Separately, a host of Hewlett-Packard executives took center stage yesterday at a congressional hearing related to its spying probe that charged company HP directors and outside investigative sources with pre-texting to obtain personal telephone records. The scandal has already claimed three board members, including former chairwoman Patricia Dunn, and three top company executives.

Hewlett-Packard's chairman and CEO Mark Hurd, who is largely credited with the company's turnaround, as well as other top executives, testified before the U.S. House subcommittee, but denied having any direct knowledge of the methods used in the probe and did not assume blame for the investigation, aimed at tracing a boardroom leak. Other executives, including former general counsel Anne Baskins, who announced her resignation early yesterday, asserted the Fifth Amendment right against self-incrimination.

--Richard Jahnke, Briefing.com

08:25 am Research In Motion (RIMM)

86.06 Once again, Research In Motion's quarterly results reached berrylicious status, sending the stock up by nearly 20% in the after-hours to $102.55 per share. The market reacted to the BlackBerry maker's juicy results that easily bested expectations in the second quarter, forecasting continued strong subscriber growth in the future.

RIMM reported net profits of $140.8 mln or 74 cents per share for the quarter that ended on September 2nd - three cents better than the GAAP Reuters Estimates consensus of $0.71. Last year, the Waterloo, Ontario-based company earned a profit of $111 mln or 56 cents per share. RIMM added 800,000 subscribers, shipping 1.4 mln devices in the quarter, well above consensus estimates of 709k net adds and management's guidance of 675-700k. Gross margins and R&D spend was inline with guidance, but SG&A increased in higher branding and marketing expenses.

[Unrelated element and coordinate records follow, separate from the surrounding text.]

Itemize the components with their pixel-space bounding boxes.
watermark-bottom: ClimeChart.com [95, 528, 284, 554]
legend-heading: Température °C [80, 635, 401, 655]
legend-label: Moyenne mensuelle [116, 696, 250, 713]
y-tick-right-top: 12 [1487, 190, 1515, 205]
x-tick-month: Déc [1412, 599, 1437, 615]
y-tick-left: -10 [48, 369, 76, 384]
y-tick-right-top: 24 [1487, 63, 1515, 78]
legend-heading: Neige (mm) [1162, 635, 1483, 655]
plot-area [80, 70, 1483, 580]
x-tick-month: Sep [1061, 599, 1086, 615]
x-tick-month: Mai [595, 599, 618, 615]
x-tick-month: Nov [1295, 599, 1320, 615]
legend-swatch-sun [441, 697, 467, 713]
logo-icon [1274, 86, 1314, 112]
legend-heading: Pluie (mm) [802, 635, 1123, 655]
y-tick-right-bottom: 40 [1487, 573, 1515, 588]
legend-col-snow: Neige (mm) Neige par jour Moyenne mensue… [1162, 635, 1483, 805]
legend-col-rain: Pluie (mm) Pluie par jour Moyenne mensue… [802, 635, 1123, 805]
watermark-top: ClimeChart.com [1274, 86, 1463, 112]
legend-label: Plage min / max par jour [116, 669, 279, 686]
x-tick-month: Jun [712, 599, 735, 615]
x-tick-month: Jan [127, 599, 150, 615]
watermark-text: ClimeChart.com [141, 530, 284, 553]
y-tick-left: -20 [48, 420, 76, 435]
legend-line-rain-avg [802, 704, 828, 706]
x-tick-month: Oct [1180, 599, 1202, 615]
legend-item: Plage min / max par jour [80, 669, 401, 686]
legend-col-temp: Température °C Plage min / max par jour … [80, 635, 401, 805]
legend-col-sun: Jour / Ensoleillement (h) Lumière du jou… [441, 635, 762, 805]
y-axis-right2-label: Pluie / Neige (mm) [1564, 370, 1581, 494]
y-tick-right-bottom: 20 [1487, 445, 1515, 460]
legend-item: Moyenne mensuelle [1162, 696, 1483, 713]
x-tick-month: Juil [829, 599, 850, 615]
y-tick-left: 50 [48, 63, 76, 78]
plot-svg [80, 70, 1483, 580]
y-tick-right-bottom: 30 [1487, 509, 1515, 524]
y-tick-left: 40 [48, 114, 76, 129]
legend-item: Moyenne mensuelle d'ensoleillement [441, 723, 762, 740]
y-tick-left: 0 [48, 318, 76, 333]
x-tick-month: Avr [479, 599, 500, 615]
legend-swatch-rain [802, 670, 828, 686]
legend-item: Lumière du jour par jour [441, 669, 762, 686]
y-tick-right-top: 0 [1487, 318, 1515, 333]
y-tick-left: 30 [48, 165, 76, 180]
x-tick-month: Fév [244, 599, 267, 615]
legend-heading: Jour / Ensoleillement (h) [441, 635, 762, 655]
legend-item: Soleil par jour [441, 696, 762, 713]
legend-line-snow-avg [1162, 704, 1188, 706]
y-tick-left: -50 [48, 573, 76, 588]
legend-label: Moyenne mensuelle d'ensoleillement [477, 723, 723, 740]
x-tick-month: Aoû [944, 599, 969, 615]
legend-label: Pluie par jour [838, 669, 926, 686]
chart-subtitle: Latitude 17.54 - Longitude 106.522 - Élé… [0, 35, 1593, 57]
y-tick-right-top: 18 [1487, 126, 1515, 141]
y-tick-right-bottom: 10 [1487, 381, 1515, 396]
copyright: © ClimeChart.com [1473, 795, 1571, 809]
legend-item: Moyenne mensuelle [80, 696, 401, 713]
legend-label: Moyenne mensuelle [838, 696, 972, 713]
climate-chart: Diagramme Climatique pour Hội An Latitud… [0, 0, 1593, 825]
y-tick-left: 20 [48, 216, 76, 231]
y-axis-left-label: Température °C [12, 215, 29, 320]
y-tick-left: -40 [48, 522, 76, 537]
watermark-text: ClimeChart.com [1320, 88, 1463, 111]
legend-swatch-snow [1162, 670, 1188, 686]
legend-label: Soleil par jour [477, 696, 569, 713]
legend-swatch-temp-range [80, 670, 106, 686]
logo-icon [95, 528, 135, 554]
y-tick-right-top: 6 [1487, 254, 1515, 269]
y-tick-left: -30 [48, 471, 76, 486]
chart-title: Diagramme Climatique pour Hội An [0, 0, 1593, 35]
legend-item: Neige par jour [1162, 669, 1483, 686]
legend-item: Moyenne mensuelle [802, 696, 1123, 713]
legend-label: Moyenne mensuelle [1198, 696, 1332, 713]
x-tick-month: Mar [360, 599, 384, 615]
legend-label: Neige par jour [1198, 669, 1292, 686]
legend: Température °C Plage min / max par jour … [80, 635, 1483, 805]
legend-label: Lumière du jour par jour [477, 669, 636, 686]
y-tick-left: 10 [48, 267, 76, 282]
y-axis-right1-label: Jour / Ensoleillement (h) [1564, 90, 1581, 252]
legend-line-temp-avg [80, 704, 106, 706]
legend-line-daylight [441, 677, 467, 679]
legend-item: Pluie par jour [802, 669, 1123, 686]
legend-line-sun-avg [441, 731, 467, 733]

RIMM's second and third quarters, which include the back to school and holiday selling seasons, are its strongest. The company released several new products including what RIMM calls its best product ever - the BlackBerry Pearl. The smartphone is multi-media heavy, offering music and camera functions in addition to its famous wireless email capability. The reaction to the Pearl, offered by T-Mobile, has been exceptional with higher than expected net subscriber additions, according to the company.

The Pearl is a strategic shift for RIMM, which is looking to move into the high-end consumer market in an attempt to expand its enterprise-heavy market share. The move into Nokia (NOK) and Motorola's (MOT) territory hasn't been taken lightly. Motorola, a suggested holding in our Active Portfolio, has released its own smartphone, the "Q," that offers the same capabilities as the Pearl and could pose a competitive threat. We argued in June that shares represented an attractive entry point. The stock has rebounded substantially and is near recent highs once again. We would remain buyers on weakness as it will mostly likely be a berry merry holiday season.

For the third quarter, RIMM forecasts revenue of $780-$820 mln and earnings of $0.88 per share to $0.95 per share. Consensus estimates, which will likely be revised higher following Q2 results, are $700.23 mln and $0.77 per share, respectively. The company also stated Q2 results were preliminary, pending a "potential restatement" related to non-cash charges associated with past option grants.